I’m building with the assistant API not using the retrieval function. I am simply attaching an object to the prompt which holds data that needs to be analyzed from a MongoDB since its not much and is about a user, and I was wondering if the normal API is cheaper or if assistant is cheaper? Since the normal API you had to send the whole conversation back to chatgpt to it “remembers” it would really start adding up. But for assistant it remembers context via a thread, I haven’t seen much about how much is assistant charged for something like non retrieval but rather a normal conversation.


It is Assistants that is much more expensive.

It is the backend of Assistants that sends chat to the model each time, up to the context length limit, and you do not have control over the limit or length sent.

But with the normal assistant we also have very little to no control about the length of the context right?
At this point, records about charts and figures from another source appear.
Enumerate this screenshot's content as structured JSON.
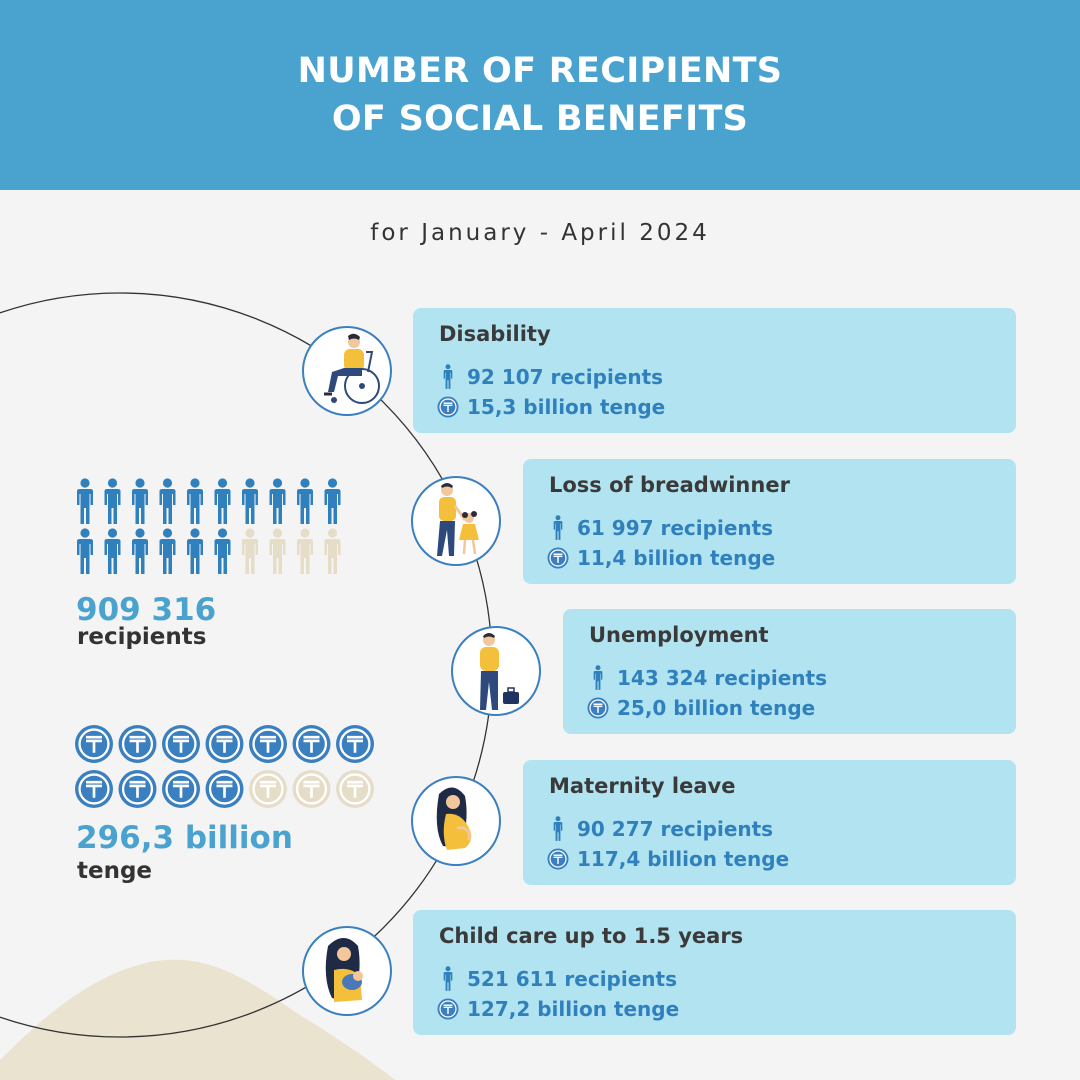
{
  "header": {
    "title_line1": "NUMBER OF RECIPIENTS",
    "title_line2": "OF SOCIAL BENEFITS"
  },
  "subtitle": "for January - April 2024",
  "summary": {
    "recipients_value": "909 316",
    "recipients_label": "recipients",
    "recipients_icons": {
      "filled": 16,
      "total": 20
    },
    "tenge_value": "296,3 billion",
    "tenge_label": "tenge",
    "tenge_icons": {
      "filled": 11,
      "total": 14
    }
  },
  "categories": [
    {
      "title": "Disability",
      "recipients": "92 107  recipients",
      "amount": "15,3 billion tenge",
      "icon": "wheelchair-person-icon"
    },
    {
      "title": "Loss of breadwinner",
      "recipients": "61 997  recipients",
      "amount": "11,4  billion tenge",
      "icon": "parent-child-icon"
    },
    {
      "title": "Unemployment",
      "recipients": "143 324  recipients",
      "amount": "25,0  billion tenge",
      "icon": "man-with-briefcase-icon"
    },
    {
      "title": "Maternity leave",
      "recipients": "90 277  recipients",
      "amount": "117,4 billion tenge",
      "icon": "pregnant-woman-icon"
    },
    {
      "title": "Child care up to 1.5 years",
      "recipients": "521 611  recipients",
      "amount": "127,2  billion tenge",
      "icon": "mother-with-baby-icon"
    }
  ],
  "colors": {
    "header": "#4aa3cf",
    "card": "#b1e3f0",
    "accent_blue": "#2f80bd",
    "icon_blue": "#3a7fbf",
    "faded": "#e6ddc8",
    "person_shirt": "#f4bf3a"
  }
}
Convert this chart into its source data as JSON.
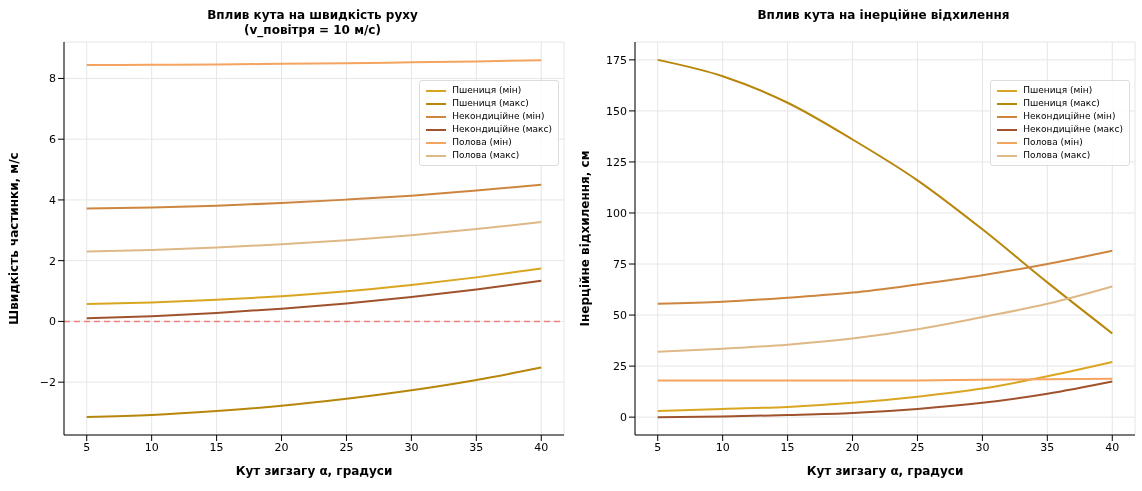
{
  "chart_data": [
    {
      "type": "line",
      "title": "Вплив кута на швидкість руху\n(v_повітря = 10 м/с)",
      "xlabel": "Кут зигзагу α, градуси",
      "ylabel": "Швидкість частинки, м/с",
      "x": [
        5,
        10,
        15,
        20,
        25,
        30,
        35,
        40
      ],
      "series": [
        {
          "name": "Пшениця (мін)",
          "color": "#daa520",
          "values": [
            0.57,
            0.62,
            0.71,
            0.83,
            0.99,
            1.2,
            1.45,
            1.74
          ]
        },
        {
          "name": "Пшениця (макс)",
          "color": "#b8860b",
          "values": [
            -3.15,
            -3.08,
            -2.95,
            -2.78,
            -2.55,
            -2.27,
            -1.93,
            -1.52
          ]
        },
        {
          "name": "Некондиційне (мін)",
          "color": "#cd853f",
          "values": [
            3.72,
            3.75,
            3.81,
            3.9,
            4.01,
            4.14,
            4.31,
            4.5
          ]
        },
        {
          "name": "Некондиційне (макс)",
          "color": "#a0522d",
          "values": [
            0.1,
            0.17,
            0.28,
            0.42,
            0.59,
            0.8,
            1.05,
            1.34
          ]
        },
        {
          "name": "Полова (мін)",
          "color": "#f4a460",
          "values": [
            8.44,
            8.45,
            8.46,
            8.48,
            8.5,
            8.53,
            8.56,
            8.6
          ]
        },
        {
          "name": "Полова (макс)",
          "color": "#deb887",
          "values": [
            2.3,
            2.35,
            2.43,
            2.54,
            2.67,
            2.84,
            3.04,
            3.27
          ]
        }
      ],
      "xlim": [
        3.25,
        41.75
      ],
      "xticks": [
        5,
        10,
        15,
        20,
        25,
        30,
        35,
        40
      ],
      "ylim": [
        -3.74,
        9.2
      ],
      "yticks": [
        -2,
        0,
        2,
        4,
        6,
        8
      ],
      "ref_lines": [
        {
          "axis": "y",
          "value": 0,
          "color": "#f08080",
          "line_style": "dashed"
        }
      ],
      "grid": true,
      "legend": "top right",
      "marker": "none",
      "line_style": "solid"
    },
    {
      "type": "line",
      "title": "Вплив кута на інерційне відхилення",
      "xlabel": "Кут зигзагу α, градуси",
      "ylabel": "Інерційне відхилення, см",
      "x": [
        5,
        10,
        15,
        20,
        25,
        30,
        35,
        40
      ],
      "series": [
        {
          "name": "Пшениця (мін)",
          "color": "#daa520",
          "values": [
            3,
            4,
            5,
            7,
            10,
            14,
            20,
            27
          ]
        },
        {
          "name": "Пшениця (макс)",
          "color": "#b8860b",
          "values": [
            175,
            167,
            154,
            136,
            116,
            92,
            66,
            41
          ]
        },
        {
          "name": "Некондиційне (мін)",
          "color": "#cd853f",
          "values": [
            55.5,
            56.5,
            58.5,
            61,
            65,
            69.5,
            75,
            81.5
          ]
        },
        {
          "name": "Некондиційне (макс)",
          "color": "#a0522d",
          "values": [
            0,
            0.3,
            1,
            2,
            4,
            7,
            11.5,
            17.5
          ]
        },
        {
          "name": "Полова (мін)",
          "color": "#f4a460",
          "values": [
            18,
            18,
            18,
            18,
            18,
            18.3,
            18.5,
            18.8
          ]
        },
        {
          "name": "Полова (макс)",
          "color": "#deb887",
          "values": [
            32,
            33.5,
            35.5,
            38.5,
            43,
            49,
            55.5,
            64
          ]
        }
      ],
      "xlim": [
        3.25,
        41.75
      ],
      "xticks": [
        5,
        10,
        15,
        20,
        25,
        30,
        35,
        40
      ],
      "ylim": [
        -8.75,
        183.75
      ],
      "yticks": [
        0,
        25,
        50,
        75,
        100,
        125,
        150,
        175
      ],
      "grid": true,
      "legend": "top right",
      "marker": "none",
      "line_style": "solid"
    }
  ]
}
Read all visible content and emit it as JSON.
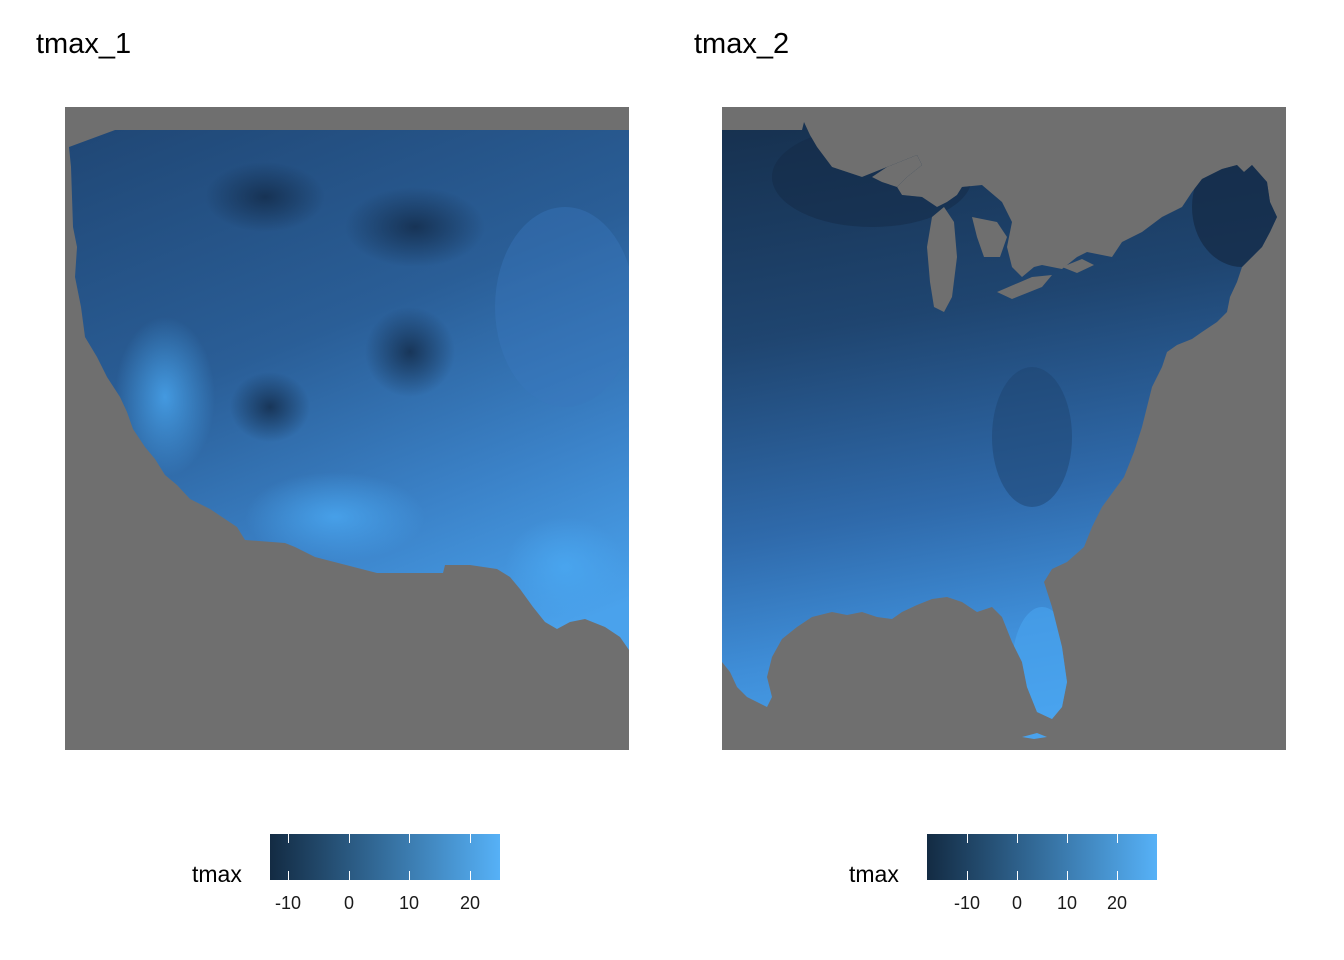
{
  "panels": [
    {
      "title": "tmax_1",
      "region": "western-us",
      "legend": {
        "title": "tmax",
        "range": [
          -13,
          25
        ],
        "ticks": [
          {
            "value": -10,
            "label": "-10"
          },
          {
            "value": 0,
            "label": "0"
          },
          {
            "value": 10,
            "label": "10"
          },
          {
            "value": 20,
            "label": "20"
          }
        ]
      }
    },
    {
      "title": "tmax_2",
      "region": "eastern-us",
      "legend": {
        "title": "tmax",
        "range": [
          -18,
          28
        ],
        "ticks": [
          {
            "value": -10,
            "label": "-10"
          },
          {
            "value": 0,
            "label": "0"
          },
          {
            "value": 10,
            "label": "10"
          },
          {
            "value": 20,
            "label": "20"
          }
        ]
      }
    }
  ],
  "colors": {
    "background_na": "#6f6f6f",
    "scale_low": "#132b43",
    "scale_high": "#56b1f7"
  }
}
Assistant smartly “truncates” the context length so in a way wouldn’t that make it cheaper I guess? So across both the token cost is the same?

The intelligence is “maximum expense”. That is pretty clearly laid out in the assistants documentation and evidenced in use.

With Chat Completions and self-management, you or the user can make the exact decision you want between quality and budget.

I just want to use assistant for a back and forth conversation, no function calling or retrieval. Would it be cheaper to just use the normal API which sends back the whole conversation?

Yes, it would be cheaper on chat completions if you want it to be, because it is only chat completions that DOESN’T send the whole context to a model each user input - because you can limit the number of past turns to just what you want. You can even have a button on each message in your user interface to delete older messages or disable them from sending, or show a slider bar that greys them out from sending automatically after a token budget of sending again is reached.